Num relatório de tendências para 2012 pela Scentsy.com, a pimenta rosa era declarada "a nota do futuro." Agora, já sabe que é verdade. Existem razões de marketing para isso, é claro. "A pimenta rosa adequa-se ao espírito do nosso tempo," explica Heidi Thompson, Presidente da Scentsy, Inc. num press release. "É uma nota de fragrância espirituosa que oferece inspiração para a aventura, para se ser romântico ou simplesmente para dar um toque de entusiasmo a quelquer aspeto da vida." Tom Pastre, Presidente da Creatique, uma empresa de consultoria para a indústria da perfumaria situada em Cresskill, Nova Jérsia, diz, "a pimenta preta é adequada para esta época de desafios porque é animadora e tem um certo otimismo. É forte e picante, mas tem um calor reconfortante. É esse contraste que a torna excitante: feminina e floral, contudo sexy e exótica."
Bom, não é mais do que outras notas fragrantes, mas você sabe como as tendências funcionam. Elas são-nos impostas.
OUTRAS NOTÁVEIS FRAGRÂNCIAS COM NOTAS DE PIMENTA ROSA
Seria fútil, quase impossível, registrar toda e qualquer fragrância com notas de pimenta rosa. Como eu disse, ela está em todo o lado ultimamente. Por isso as seguintes menções são apenas uma inspiração para ir cheirar e encontrar a sua fragrância especial que exprima esta nota.
Le Labo joca com um princípio interessante em Baie Rose 26, por isso cautela, caro comprador, intrigado e interessado: baies roses significa pimenta rosa, baie rose indica uma baga vermelha (independente do seu calor apimentado existir ou não) e a fragrância em si, composta pelo perfumista Frank Voelkl, é intensa em especiarias spicy, cravo e pimento. A evocação é mais literalmente numa faceta da essência da pimenta rosa (o rosado doce) do que a soma das suas partes. Mantenha isso em mente.
L'Artisan Parfumeur Poivre Piquant é uma fragrância especiada pouco conhecida que usa a nota de pimenta rosa de uma forma interessante. Bertrand Duchaufour usa a pimenta rosa em Aedes de Venustas de L'Artisan Parfumeur assim como em Al Oudhe no perfume de incenso Timbuktu para a mesma marca.

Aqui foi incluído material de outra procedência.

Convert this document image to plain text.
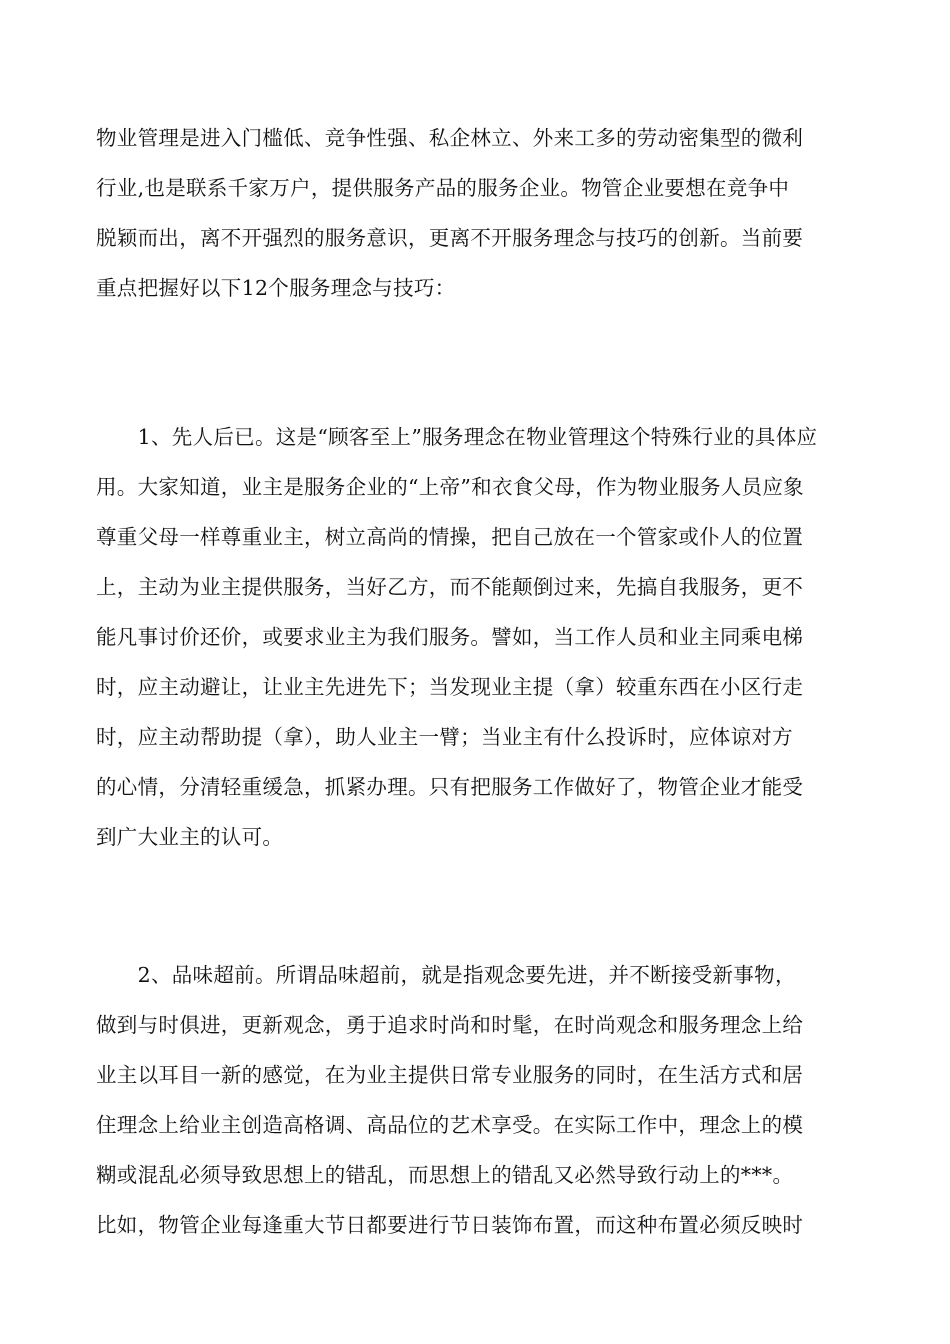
物业管理是进入门槛低、竞争性强、私企林立、外来工多的劳动密集型的微利
行业,也是联系千家万户，提供服务产品的服务企业。物管企业要想在竞争中
脱颖而出，离不开强烈的服务意识，更离不开服务理念与技巧的创新。当前要
重点把握好以下12个服务理念与技巧：
　　1、先人后已。这是“顾客至上”服务理念在物业管理这个特殊行业的具体应
用。大家知道，业主是服务企业的“上帝”和衣食父母，作为物业服务人员应象
尊重父母一样尊重业主，树立高尚的情操，把自己放在一个管家或仆人的位置
上，主动为业主提供服务，当好乙方，而不能颠倒过来，先搞自我服务，更不
能凡事讨价还价，或要求业主为我们服务。譬如，当工作人员和业主同乘电梯
时，应主动避让，让业主先进先下；当发现业主提（拿）较重东西在小区行走
时，应主动帮助提（拿），助人业主一臂；当业主有什么投诉时，应体谅对方
的心情，分清轻重缓急，抓紧办理。只有把服务工作做好了，物管企业才能受
到广大业主的认可。
　　2、品味超前。所谓品味超前，就是指观念要先进，并不断接受新事物，
做到与时俱进，更新观念，勇于追求时尚和时髦，在时尚观念和服务理念上给
业主以耳目一新的感觉，在为业主提供日常专业服务的同时，在生活方式和居
住理念上给业主创造高格调、高品位的艺术享受。在实际工作中，理念上的模
糊或混乱必须导致思想上的错乱，而思想上的错乱又必然导致行动上的***。
比如，物管企业每逢重大节日都要进行节日装饰布置，而这种布置必须反映时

Rose Poivrée da Different Company (e composto por Jean-Claude Ellena) tornou amplo o uso da pimenta rosa de uma maneira que salientou as suas qualidades quase humanas, emparelhadas com notas atrevidas e íntimas, o que é o jogo preferido deste perfumista. Até o mestre dos orientais, certamente mais conhecedor de mais densas especiarias e de notas com mais mel e espessura do que esta, Serge Lutens, escolhe a pimenta rosa como nota de topo para Santal Blanc; a frescura e o caráter rosado é um bom contraponto para a austeridade das aparas de lápis do cedro.
Eau de Merveilles tem também uma nota de pimenta rosa, afogada talvez em toda a pele salgada e banhada em laranja, mas está lá se a quiser descobrir. Um caso similar é o "aroma de pele" Archives 69 de Etat Libre d'Orange em que o almiscarado é aliado ao rosado da especiaria. Mauer & Wirtz usou pimenta rosa com essências cítricas para reforçar o aspeto de frescura da baga na sua renovada e re-embalada linha 4711; um achado, com estes preços e uma bela embalagem retro.

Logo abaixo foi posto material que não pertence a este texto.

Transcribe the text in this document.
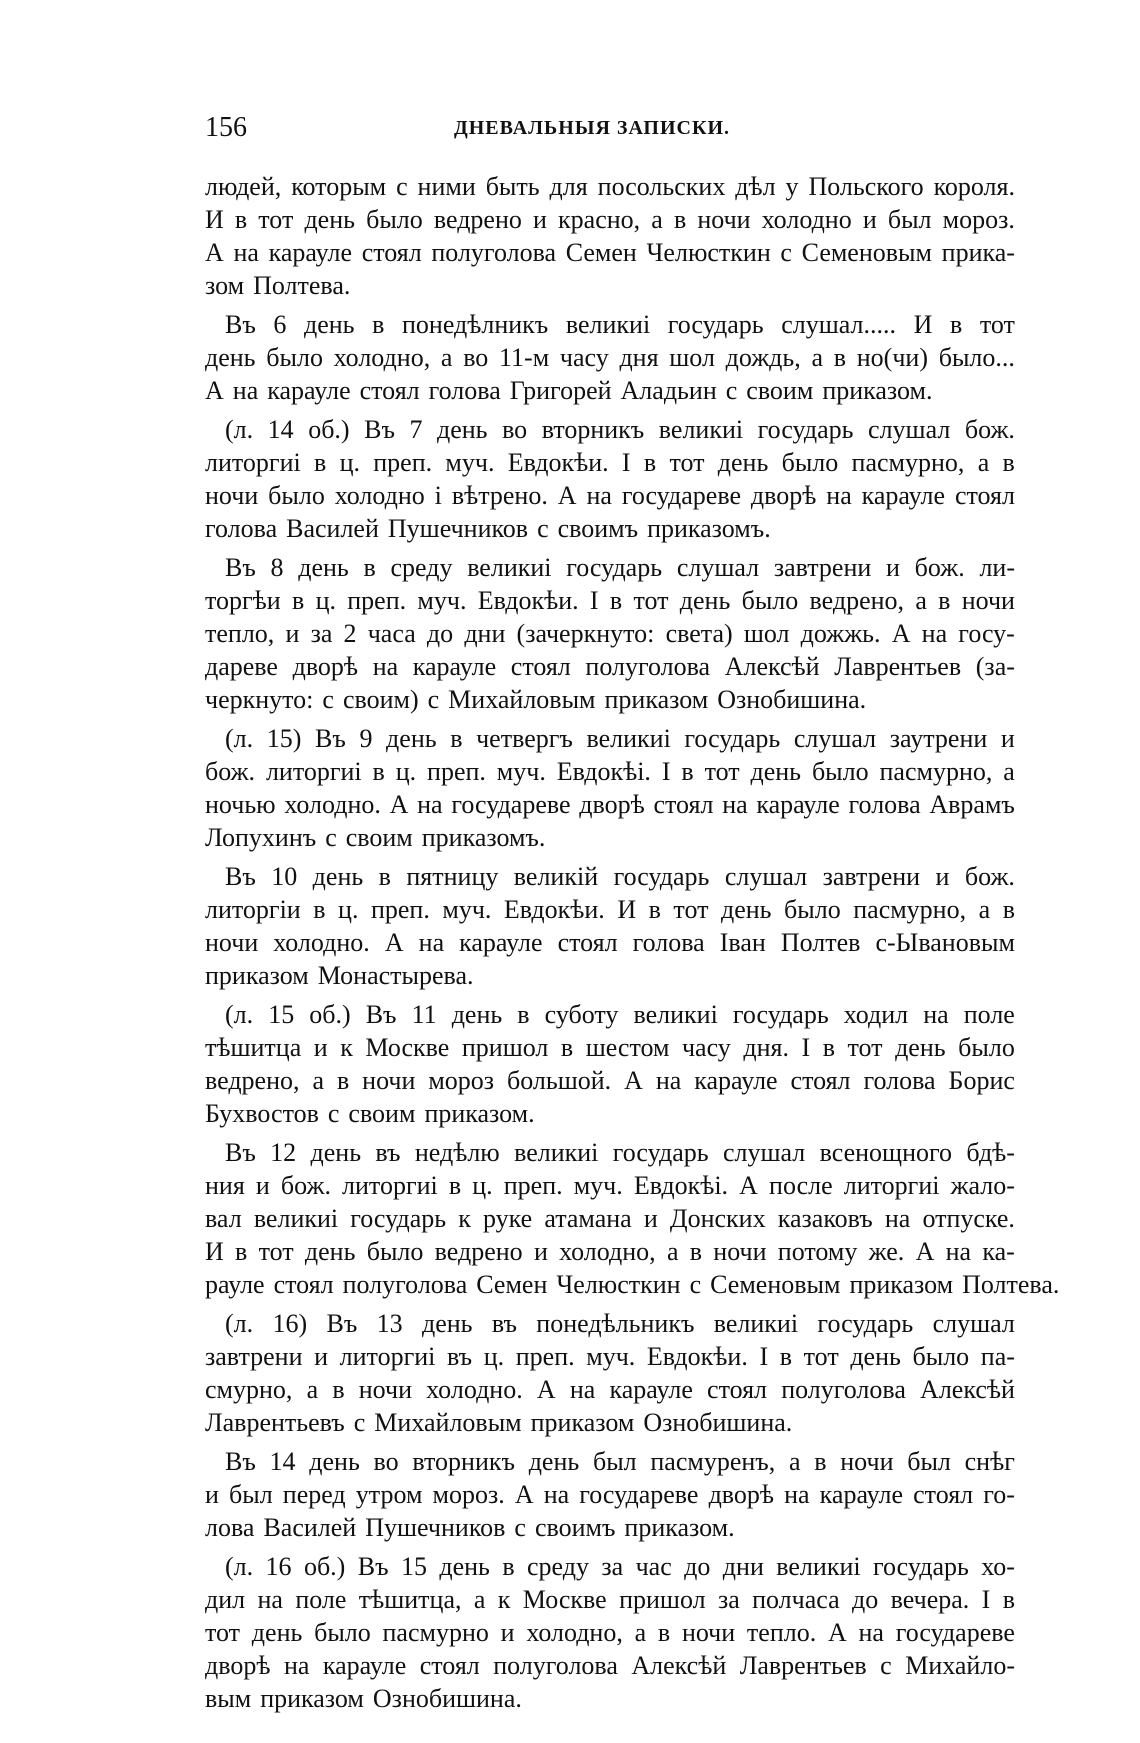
156	ДНЕВАЛЬНЫЯ ЗАПИСКИ.
людей, которым с ними быть для посольских дѣл у Польского короля.
И в тот день было ведрено и красно, а в ночи холодно и был мороз.
А на карауле стоял полуголова Семен Челюсткин с Семеновым прика-
зом Полтева.
Въ 6 день в понедѣлникъ великиі государь слушал..... И в тот
день было холодно, а во 11-м часу дня шол дождь, а в но(чи) было...
А на карауле стоял голова Григорей Аладьин с своим приказом.
(л. 14 об.) Въ 7 день во вторникъ великиі государь слушал бож.
литоргиі в ц. преп. муч. Евдокѣи. І в тот день было пасмурно, а в
ночи было холодно і вѣтрено. А на государеве дворѣ на карауле стоял
голова Василей Пушечников с своимъ приказомъ.
Въ 8 день в среду великиі государь слушал завтрени и бож. ли-
торгѣи в ц. преп. муч. Евдокѣи. І в тот день было ведрено, а в ночи
тепло, и за 2 часа до дни (зачеркнуто: света) шол дожжь. А на госу-
дареве дворѣ на карауле стоял полуголова Алексѣй Лаврентьев (за-
черкнуто: с своим) с Михайловым приказом Ознобишина.
(л. 15) Въ 9 день в четвергъ великиі государь слушал заутрени и
бож. литоргиі в ц. преп. муч. Евдокѣі. І в тот день было пасмурно, а
ночью холодно. А на государеве дворѣ стоял на карауле голова Аврамъ
Лопухинъ с своим приказомъ.
Въ 10 день в пятницу великій государь слушал завтрени и бож.
литоргіи в ц. преп. муч. Евдокѣи. И в тот день было пасмурно, а в
ночи холодно. А на карауле стоял голова Іван Полтев с-Ывановым
приказом Монастырева.
(л. 15 об.) Въ 11 день в суботу великиі государь ходил на поле
тѣшитца и к Москве пришол в шестом часу дня. І в тот день было
ведрено, а в ночи мороз большой. А на карауле стоял голова Борис
Бухвостов с своим приказом.
Въ 12 день въ недѣлю великиі государь слушал всенощного бдѣ-
ния и бож. литоргиі в ц. преп. муч. Евдокѣі. А после литоргиі жало-
вал великиі государь к руке атамана и Донских казаковъ на отпуске.
И в тот день было ведрено и холодно, а в ночи потому же. А на ка-
рауле стоял полуголова Семен Челюсткин с Семеновым приказом Полтева.
(л. 16) Въ 13 день въ понедѣльникъ великиі государь слушал
завтрени и литоргиі въ ц. преп. муч. Евдокѣи. І в тот день было па-
смурно, а в ночи холодно. А на карауле стоял полуголова Алексѣй
Лаврентьевъ с Михайловым приказом Ознобишина.
Въ 14 день во вторникъ день был пасмуренъ, а в ночи был снѣг
и был перед утром мороз. А на государеве дворѣ на карауле стоял го-
лова Василей Пушечников с своимъ приказом.
(л. 16 об.) Въ 15 день в среду за час до дни великиі государь хо-
дил на поле тѣшитца, а к Москве пришол за полчаса до вечера. І в
тот день было пасмурно и холодно, а в ночи тепло. А на государеве
дворѣ на карауле стоял полуголова Алексѣй Лаврентьев с Михайло-
вым приказом Ознобишина.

Bang de Marc Jacobs tem uma "frescura especiada" bem, masculina; mas o lado apimentado da pimenta preta lado-a-lado com o iso-e super faz lembrar o trabalho dos perfumistas Schoen e Ellena. A fragrância é forte, distinta e ainda assim muito usável (tal como toda a linha Jacobs, mas provavelmente o melhor de todos os seus perfumes).
Como com outras notas de perfumes, a pimenta rosa não é o oito nem o oitenta da perfumaria. É contudo uma versão moderna da moda das especiarias frescas que deveríamos todos ter o cuidado de experimentar antes de rejeitar. A familiaridade ou a omnipresença pode enganar e lavar a que se perca algumas das coisas boas que por aí andam!